Natural rubber mats are made from natural latex, and can be quite durable, just not PVC durable. They usually are textured providing pretty good traction, and good contour to the body.
c. Synthetic Rubber Mats/Cork:
Synthetic rubber mats, are made from synthetic latex. Thus, are not natural, but are very durable. They offer good traction, like natural rubber mats (maybe better), and are quite pliable as well.
Lastly is cork. Cork yoga mats actually contain a layer of cork over-top of rubber or PVC (depending on brand). Cork is 100% biodegradable, recyclable and renewable. These also offer a good amount of grip or traction for the practitioner, making them a popular choice for hot yoga practice. The open cell structure helps prevent pooling of sweat. Better yet, cork is a natural anti-bacterial, so you don’t have to worry about smell!
III. Price VARIES!
The price of a yoga mat can range from relatively expensive to pretty cheap. You can consider various factors when choosing a yoga mat, and each affects the overall price differently.
Different materials, various thicknesses, and patterns are all factors in the pricing of different types of yoga mats. If you are just starting the process of looking for a good yoga mat, your best bet is to go with an affordable mat. Then, upgrade later if you decide that you are more interested in practicing yoga, or find your preferences in mats changing.
There is not much more to say about pricing. As you browse, whether that be Amazon, or another retailer/manufacturer, you will see the vast differences in prices, with PVC almost always being the least expensive way to go.

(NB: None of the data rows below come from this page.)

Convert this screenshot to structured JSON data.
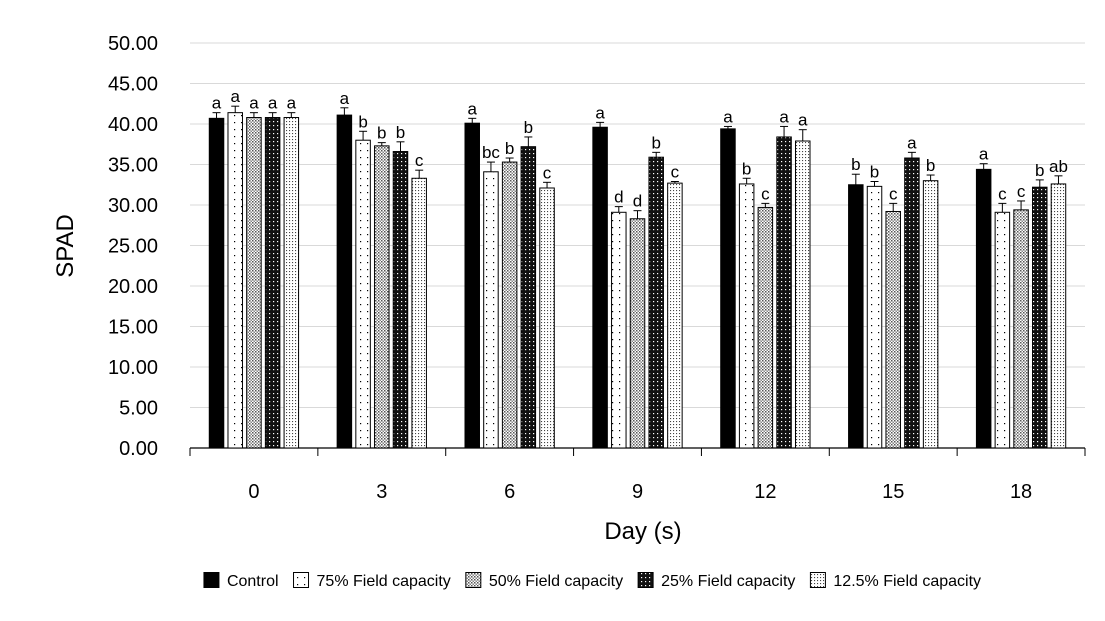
{
  "chart_data": {
    "type": "bar",
    "xlabel": "Day (s)",
    "ylabel": "SPAD",
    "ylim": [
      0,
      50
    ],
    "yticks": [
      "0.00",
      "5.00",
      "10.00",
      "15.00",
      "20.00",
      "25.00",
      "30.00",
      "35.00",
      "40.00",
      "45.00",
      "50.00"
    ],
    "categories": [
      "0",
      "3",
      "6",
      "9",
      "12",
      "15",
      "18"
    ],
    "grid": "horizontal",
    "legend_position": "bottom",
    "series": [
      {
        "name": "Control",
        "pattern": "solid-black",
        "values": [
          40.7,
          41.1,
          40.1,
          39.6,
          39.4,
          32.5,
          34.4
        ],
        "errors": [
          0.7,
          0.9,
          0.6,
          0.6,
          0.3,
          1.3,
          0.7
        ],
        "letters": [
          "a",
          "a",
          "a",
          "a",
          "a",
          "b",
          "a"
        ]
      },
      {
        "name": "75% Field capacity",
        "pattern": "sparse-dots",
        "values": [
          41.4,
          38.0,
          34.1,
          29.1,
          32.6,
          32.3,
          29.1
        ],
        "errors": [
          0.8,
          1.1,
          1.2,
          0.7,
          0.7,
          0.6,
          1.1
        ],
        "letters": [
          "a",
          "b",
          "bc",
          "d",
          "b",
          "b",
          "c"
        ]
      },
      {
        "name": "50% Field capacity",
        "pattern": "dense-grey-dots",
        "values": [
          40.8,
          37.3,
          35.3,
          28.3,
          29.7,
          29.2,
          29.4
        ],
        "errors": [
          0.6,
          0.4,
          0.5,
          1.0,
          0.5,
          1.0,
          1.1
        ],
        "letters": [
          "a",
          "b",
          "b",
          "d",
          "c",
          "c",
          "c"
        ]
      },
      {
        "name": "25% Field capacity",
        "pattern": "black-with-white-dots",
        "values": [
          40.8,
          36.6,
          37.2,
          35.9,
          38.4,
          35.8,
          32.2
        ],
        "errors": [
          0.6,
          1.2,
          1.2,
          0.6,
          1.3,
          0.7,
          0.9
        ],
        "letters": [
          "a",
          "b",
          "b",
          "b",
          "a",
          "a",
          "b"
        ]
      },
      {
        "name": "12.5% Field capacity",
        "pattern": "medium-dots",
        "values": [
          40.8,
          33.3,
          32.1,
          32.7,
          37.9,
          33.0,
          32.6
        ],
        "errors": [
          0.6,
          1.0,
          0.7,
          0.2,
          1.4,
          0.7,
          1.0
        ],
        "letters": [
          "a",
          "c",
          "c",
          "c",
          "a",
          "b",
          "ab"
        ]
      }
    ]
  }
}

Related Article: Yoga Techniques: Stretching With Yoga Blocks
d. Texture & Grip Can Be Tricky
The last factor (which we have briefly touched upon), is the texture and grip provided by the mat. This is important because you don’t want to lose your footing while you’re doing any advanced poses, or any asana for that matter.

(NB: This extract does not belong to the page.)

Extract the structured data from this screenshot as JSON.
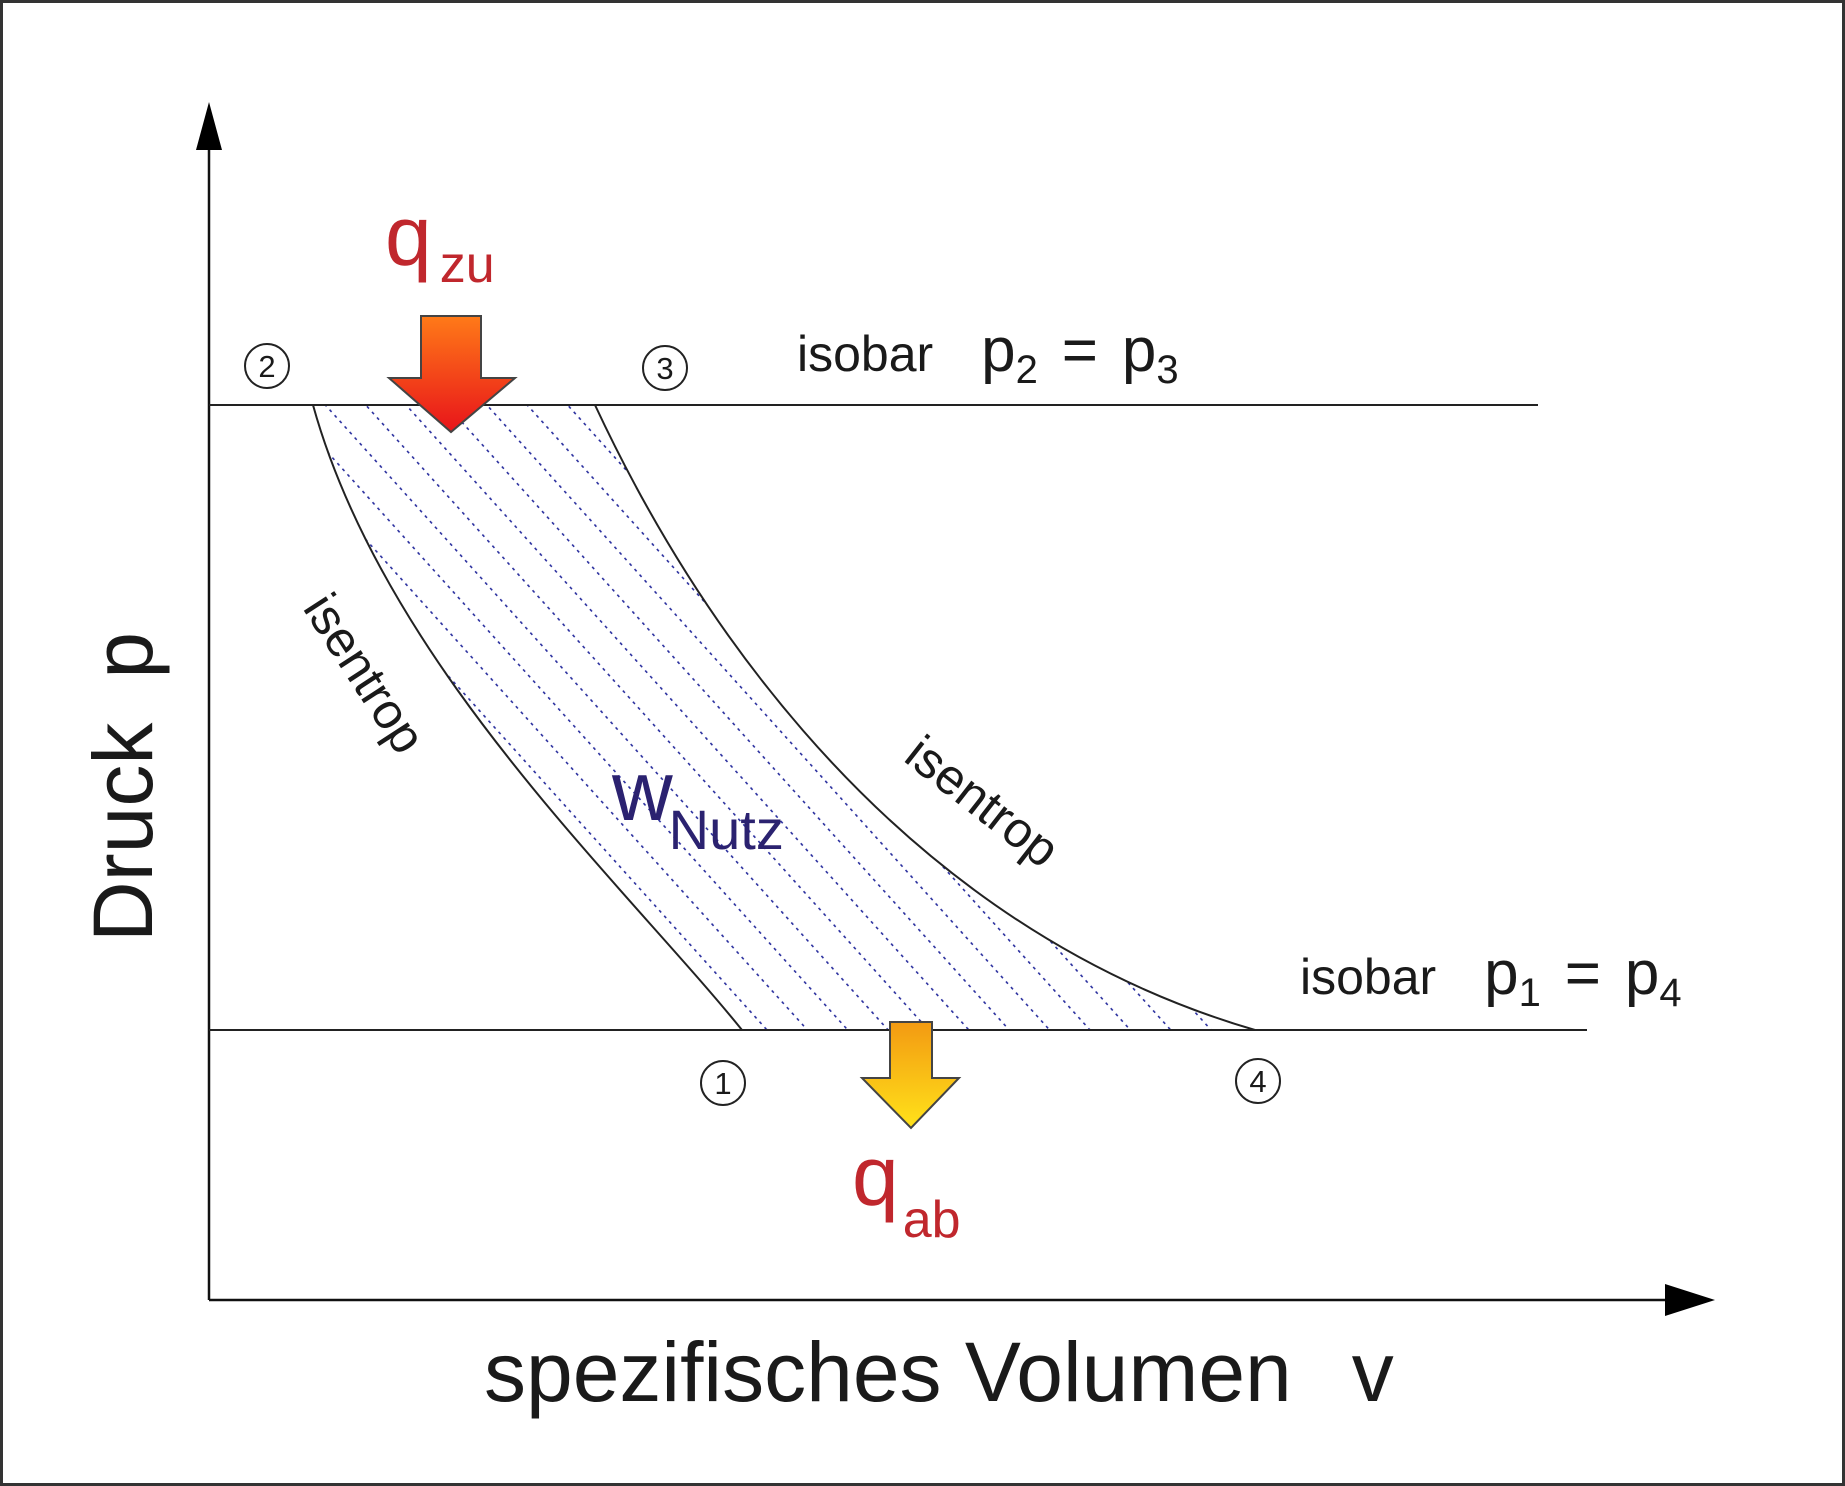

Like we mentioned earlier, this process is really going to be individualized, because of the variety of mats out their. Best bet is to often start with an inexpensive, “standardized mat” to some extent, and work your way from their.
A good texture on a mat will be something with the right mix of traction for your body, floor traction, as well as the ability to repel moisture to some extent. However, some yoga styles, like hot yoga or more intense styles of flow yoga, you will sweat! With hot yoga, it’s possible to use a towel topper to soak up sweat, making you less likely to slip. A towel topper can also make things easier to clean afterwards.

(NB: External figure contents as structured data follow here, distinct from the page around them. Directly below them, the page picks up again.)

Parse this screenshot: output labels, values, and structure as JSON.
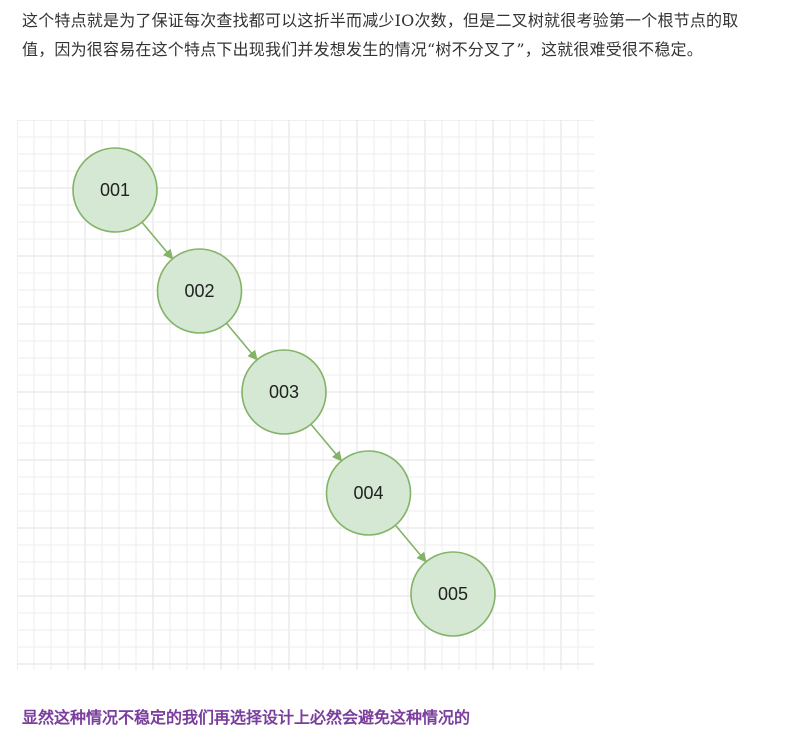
{
  "article": {
    "intro_paragraph": "这个特点就是为了保证每次查找都可以这折半而减少IO次数，但是二叉树就很考验第一个根节点的取值，因为很容易在这个特点下出现我们并发想发生的情况“树不分叉了”，这就很难受很不稳定。",
    "conclusion": "显然这种情况不稳定的我们再选择设计上必然会避免这种情况的"
  },
  "diagram": {
    "nodes": [
      {
        "id": "001",
        "label": "001"
      },
      {
        "id": "002",
        "label": "002"
      },
      {
        "id": "003",
        "label": "003"
      },
      {
        "id": "004",
        "label": "004"
      },
      {
        "id": "005",
        "label": "005"
      }
    ],
    "edges": [
      {
        "from": "001",
        "to": "002"
      },
      {
        "from": "002",
        "to": "003"
      },
      {
        "from": "003",
        "to": "004"
      },
      {
        "from": "004",
        "to": "005"
      }
    ],
    "colors": {
      "node_fill": "#d5e8d4",
      "node_stroke": "#82b366",
      "edge": "#82b366",
      "grid_minor": "#eeeeee",
      "grid_major": "#e2e2e2"
    }
  }
}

Some mats offer textures to help add grip. This may help two fold by making it more (or less) sticky. Textures may also aide to some extent for physical comfort levels, based on the individual.
A good rule of thumb, if you wish to stay clear of PVC, try natural rubber mats or cotton with a raised pattern for those really sweaty days!
It’s All About Finding the Right Yoga Mat for You
As you can see, there is a lot that goes into selecting the “perfect” yoga mat for your individual needs. Sometimes, it’s trial and error. We recommend to be cautioned if new to yoga, going right out and buying a $200.00 yoga mat. As nice as it may be, it may not be suited for your experience level, or style of yoga, for that matter.
It’s kind of like that saying “aim small, miss small”. If you miss on this and don’t spend to much, there is room to try again, after some fine tuning, with only a small amount of money used. However, if you purchase a $200.00 mat and don’t use it, you’ve missed on a big purchase, and potentially wasted a large amount of money.
If it’s your first yoga mat, then two additional resources can help you make your decision. The first is to make sure you read all of the reviews when purchasing a yoga mat online. Secondly, is to talk to your yoga instructor. Oftentimes, they will be able to recommend the best option and guide you through the process better!
We hope this has been a helpful guide for you in choosing your yoga mat, more carefully! Have a great day!